La
cultura o la politica? Dove risiedono l’energia
e la storia, la tradizone e la forza che possono coniugare
le innumerevoli diversità che si intrecciano
e si distinguono attraverso il vasto territorio che
va sotto il nome di Europa?
La cultura è l’unico spazio entro la
quale le differenze si compongono in una armonia di
ricchezze, questa la risposta di Giorgio Pressburger
durante un incontro dal titolo “Pensieri locali,
orizzonte europeo: il contributo delle letterature
regionali alla formazione di un’identità
comune europea”.
Ormai sembra chiaro: la dimensione europea è
entrata nel parlare, nell’agire e nel pensare
comune. Le riunioni della Conferenza Intergovernativa
e i problemi connessi alla Costituzione dell’Unione
tengono banco sulle pagine di quotidiani e settimanali.

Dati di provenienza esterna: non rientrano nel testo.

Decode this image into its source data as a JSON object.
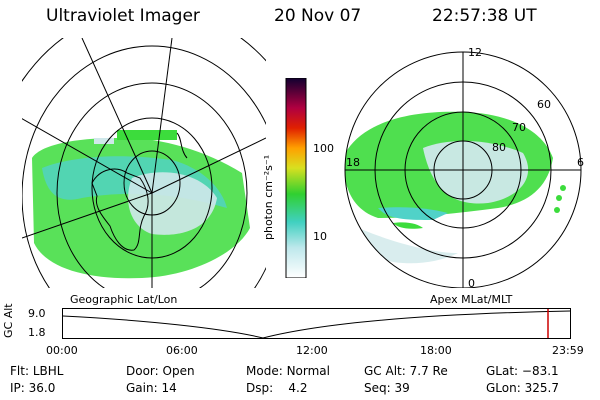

La politica internazionale, afflitta dai venti di
guerra che soffiano soprattutto in Medio Oriente,
vede i paesi europei recitare un ruolo da protagonisti
non solo come singoli stati, ma anche nella definizione
di quella che sarà la struttura della difesa
e dell’esercito dell’Ue. E non c’è
manifestazione culturale che non ponga la dimensione
continentale come elemento di discussione, fattore
di incontro, possibilità di rintracciare una
comune identità tra popoli e tradizioni.
Festival cinematografici, premi letterari, mostre
d’arte non mancano di dedicare, tra le pagine
dei loro programmi, almeno una sezione che veda evidenziata
nel titolo la parola “Europa” o l’aggettivo
“europeo” declinato nelle forme e nei
generi che meglio si adattano all’occasione
e che meglio riescono a rendere conto di almeno una
delle tante implicazioni che la realizzazione dell’Unione
sviluppa negli infiniti ambiti di quanto va sotto
il nome di cultura.
Non ha fatto eccezione Più
libri più liberi, la Fiera nazionale
della piccola e media editoria che si è svolta
al Palazzo dei Congressi di Roma tra il 4 e l’8
dicembre.
Nel labirinto di libri, copertine e cataloghi, abbiamo
incontrato le parole di Giorgio Pressburger che, con
Lucio Lami (presidente del Pen
Club - Italia), Nicole Janigro (esperta di letterature
di area balcanica) e lo scrittore basco Bernardo Atxaga,
raccontava libri e scrittori della sua Ungheria per
arrivare a spiegare come le identità locali
costituiscano la ricchezza e la risorsa del respiro
europeo.
Venuto
in Italia dalla sua Ungheria nel ’56, per anni
direttore dell’Istituto Italiano di Cultura
di Budapest, Pressburger ha sottolineato che la grande
qualità dell’Europa è la varietà.
La ricchezza di diversità, le tante lingue,
le infinite letterature locali che per secoli hanno
raccontato gli angoli più remoti del vecchio
continente, sono frammenti di un patrimonio collettivo
che scrittori e lettori hanno da sempre messo in comune
per la narrazione del mondo e per la comprensione
della realtà. Esempio lampante ne sia l’Ungheria,
proprio la sua Ungheria, che ha saputo mantenere viva
grazie alla letteratura una lingua difficile e rara,
un idioma molto diverso da quelli dei popoli che la
circondano, ma che ha saputo comporre con la sua lingua
libri preziosi per i suoi connazionali, ma anche opere
che hanno saputo volare oltre i confini statali per
arrivare alla comprensione di lettori di tutto il
mondo che ne hanno riconosciuto il valore, così
come attesta il successo internazionale degli scrittori
ungheresi sancito pubblicamente dal Nobel per la letteratura
riconosciuto a Imre
Kertész.
Presentata come collezione di diversità, come
unione di tante culture locali, l’Europa si
presenta come un infinito bacino di idee, un enorme
contenitore di sguardi sul mondo, come il luogo dello
scambio di visioni e di rappresentazioni del reale.
Ecco l’Europa che unisce, ecco l’Europa
che raccoglie il particolare nella comune identità
della tradizione, ecco l’Europa della cultura,
ecco l’Europa della varietà che non divide
ma si compone nel respiro delle arti e del pensiero.
Visto così, allora, il Vecchio continente sfugge
alle beghe della politica, alle divisioni ideologiche
e a ogni tipo di definizione che lo voglia in contrapposizione
con qualcosa di altro, primi fra tutti gli Stati Uniti.
Vista con gli occhi della cultura, ha concluso Giorgio
Pressburger, “l’Europa ci appare davvero
come una superpotenza, una forza che però non
genera guerre né odii, non produce violenze
ma scambi, intrecci: una superpotenza che non si fa
combattere, ma che è tutta da condividere”.